If all she’s going to do is be there quietly, I would personally avoid the extra drama and just let her be there and ignore her. But, if she’s really going to ruin the whole day for you just by being in the same room as you, then I guess you need to make sure she won’t be there. 

Post # 8
Member
7173 posts
Busy Beekeeper

How exactly do you think she’ll ruin your day?  Because you’d be so upset at the sight of her?  If that’s the case – then, just don’t invite her.  

I don’t think it’s a huge deal she didn’t say anything to you at your party.  It’s not polite, but maybe she has insecurity issues and/or knows you hate her – so what’s the point.  She went to support her man, likely – and not to throw stones at you.

If you don’t give your FI’s best friend a +1, she won’t be invited.

Post # 9
Member
1542 posts
Bumble bee
  • Wedding: December 2012

I know the feeling, hating someone’s guts so ban you don’t want to see her ugly face for the rest of your.. ok I’m back.

I’m guessing she’s not invited per se but she’s his boyfriend’s plus one. Can I ask how do you feel she’s going to ruin the day (other than showing up and pissing you off, of course)?

Maybe talk to your Fiance and tell him how you really really really don’t want her there and maybe he could talk to his friend and do something about it. It depends on the circumstances cause if her boyfriend is your FI’s friend and he won’t attend without the girlfriend, well that’ll be a problem.

Post # 10
Member
5800 posts
Bee Keeper
  • Wedding: May 2011

I’d avoid the drama and invite her (and sit her as far away from you as humanly possible)

Post # 11
Member
2725 posts
Sugar bee
  • Wedding: November 2011

If you don’t want to go then who cares? Don’t invite her if you are not that worried about going to her wedding. You don’t have to like everyone. 

Post # 12
Member
1351 posts
Bumble bee
  • Wedding: March 2012

It’s your wedding. Period. If there’s someone there you OR your Fiance doesn’t want there- they don’t need to be there. I don’t know why people always feel entitled to get invited to someone’s weding We aren’t inviting the groomsmen’s on/off girlfriends because 1) we don’t know them and 2) they don’t know us. So, why the heck do you need to be at the most important day of my life? There’s been weddings I didn’t get invited to before Fiance and I got engaged b/c of previously mentioned two reasons, and I didn’t bug out and throw a temper tantrum at all. We weren’t married/engaged/living together so not a big deal. Don’t invite anyone who is going to make you unhappy on your special day. The only people “entitled” to be there are you and Fiance  if you get right down to it :).

Post # 14
Member
1638 posts
Bumble bee
  • Wedding: September 2011

@Jayparadise: If it is going to upset you, THE BRIDE, than do you invite her. Explain the situation to her Boyfriend or Best Friend and say you are not comfortable with that. If he gets upset, oh well. It’s his problem he is dating a liar.

Post # 15
Member
1638 posts
Bumble bee
  • Wedding: September 2011

I mean DO NOT invite her.

Post # 16
Member
2442 posts
Buzzing bee
  • Wedding: April 2011

@Jayparadise: There is some pic floating around on the net with a sign that says ‘Not forgiving someone is like letting them live rent free in your head’.  She is what she is. Go on with your life.  
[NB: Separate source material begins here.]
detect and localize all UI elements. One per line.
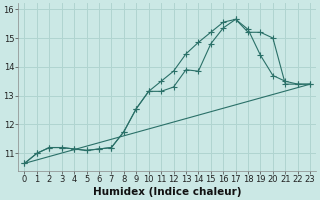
X-axis label: Humidex (Indice chaleur): Humidex (Indice chaleur) xyxy=(93,187,242,197)
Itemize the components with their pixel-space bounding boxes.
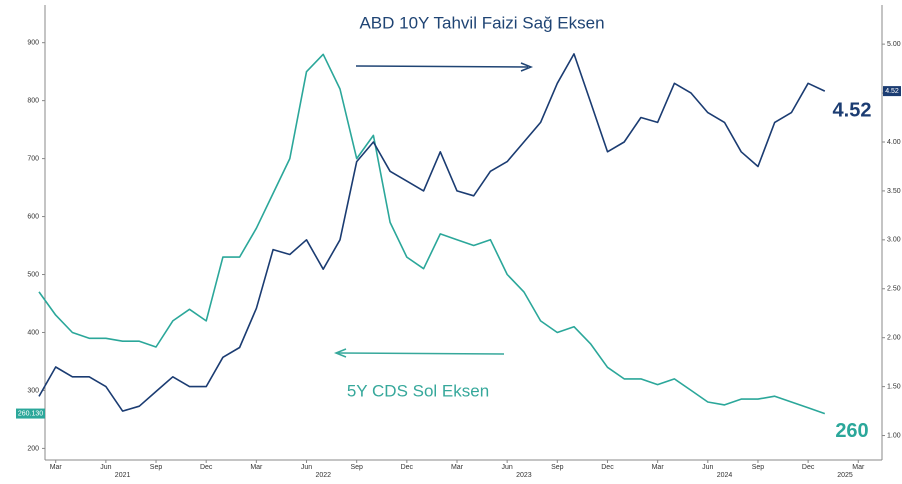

When she came to your engagement party she didn’t say a word.  I think that is great.  Would you rather she came up to you and brought up the past and got into a dramatic episode with you?  She is the Girlfriend of your FIs best friend.  You two are going to probably be around each other a lot in the future.  So what if her apology wasn’t sincere?  You know what you know about her so treat her accordingly.  You don’t have to be friends.  Just be civil/drame free.  She did that at your engagement party.  She could have spoken but she didn’t.  Maybe she didn’t know what to say or how to approach you.  Would you have known what to say or how to approach her if the situation was reversed?  What happened is better than a scene.  If you tell people you don’t want her there that makes you look immature.  Take the high road.  When she comes to your wedding just treat her like a +1 of a cousin or something.  If the opportunity presents itself say politely say hello and keep moving.  If not, oh well.  You’ll have other people there that love you and care for you.